A social media campaign, #HelpTurkey, took off early Monday morning, and in a matter of hours reached 2.5 million tweets. Well-known celebrities joined the appeal, calling for international assistance in combating the fires.

But there were signs of a possible coordinated influence campaign behind it, Marc Owen Jones, an associate professor at the Hamad Bin Khalifa University in Qatar, said in an analysis posted on Twitter. He found that the accounts that drove the most traffic with the hashtag had changed their names and deleted their tweets afterward, and many of them appeared to be phony identities or “sock puppets,” tactics used in previous cases of political manipulation of social media traffic.

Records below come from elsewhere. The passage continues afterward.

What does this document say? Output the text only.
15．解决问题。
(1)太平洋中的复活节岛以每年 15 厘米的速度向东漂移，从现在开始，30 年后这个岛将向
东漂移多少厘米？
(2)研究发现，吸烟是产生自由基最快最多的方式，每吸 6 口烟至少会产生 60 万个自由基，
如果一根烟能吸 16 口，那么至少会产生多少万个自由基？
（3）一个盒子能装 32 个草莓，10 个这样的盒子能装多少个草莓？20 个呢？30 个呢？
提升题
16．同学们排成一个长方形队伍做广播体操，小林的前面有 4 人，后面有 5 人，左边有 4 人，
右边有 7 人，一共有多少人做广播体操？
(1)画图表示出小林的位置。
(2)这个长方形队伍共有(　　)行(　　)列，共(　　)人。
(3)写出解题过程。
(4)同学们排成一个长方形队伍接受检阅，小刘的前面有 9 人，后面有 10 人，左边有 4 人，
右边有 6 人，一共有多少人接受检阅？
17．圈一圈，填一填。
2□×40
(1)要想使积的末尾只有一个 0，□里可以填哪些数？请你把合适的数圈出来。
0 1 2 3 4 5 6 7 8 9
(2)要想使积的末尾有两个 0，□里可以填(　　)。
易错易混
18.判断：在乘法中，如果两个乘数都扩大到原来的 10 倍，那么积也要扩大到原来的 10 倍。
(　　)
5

Mr. Erdogan’s director of communications, Fahrettin Altun, accused the opposition of using a social media campaign orchestrated from abroad to undermine the state. The government — which has been accused of running its own influence campaigns in the past — and its supporters responded with hashtags like #StrongTurkey and #WeDon’tNeedHelp.

“The so-called aid campaign, organized abroad and from a single center, was initiated with ideological motivations, with the aim of portraying our state as helpless and weakening our state-nation unity,” Mr. Altun said in a statement. “Our country, Turkey, is strong.”

The social media combat continued Wednesday, with new hashtags from opponents calling for Mr. Erdogan to go trending briefly.

The C.H.P. leader, Kemal Kilicdaroglu, joined in the criticism in a speech Tuesday, accusing Mr. Erdogan of failing to have a master plan in place for fighting forest fires and warning that Turkey needed to prepare immediately for future climate-related crises.

He also criticized the government for turning on its critics with language that suggested they were anti-state.

“When people whose souls are so hurt call for help,” he said, “instead of understanding them, labeling the people as terrorists and collaborators is a tactic that only incompetent governments will resort to.”

Mr. Erdogan has largely remained above the fray, promising aid for fire victims and thanking foreign countries for their assistance with firefighting equipment and planes. He traveled to one of the worst-hit regions over the weekend and pledged to start rebuilding homes and barns within a month.

But government officials and allies have sought to deflect blame for the disaster back onto their opponents, suggesting that the fires were set by saboteurs, and describing the appeal for help from abroad as an insidious plot against the government.

Devlet Bahceli, leader of the right-wing Nationalist Movement Party and a political ally of Mr. Erdogan, called the opposition “opportunists using the forest fires for political profit” and looking “for an environment to exploit our country’s fragile and delicate environment.”

The columnist Hilal Kaplan, known for her strong pro-government stance, wrote in the daily Sabah that the social media campaign against the government reminded her of the period in 2013 when popular protests took over the central Taksim Square in Istanbul, and the attempted coup on July 15, 2016. She warned of another coup against Mr. Erdogan’s government.

“There is a strange activity,” she wrote. “As I was accused of being paranoid when I wrote about the possibility of a coup four months before July 15, they will try the same trick again.”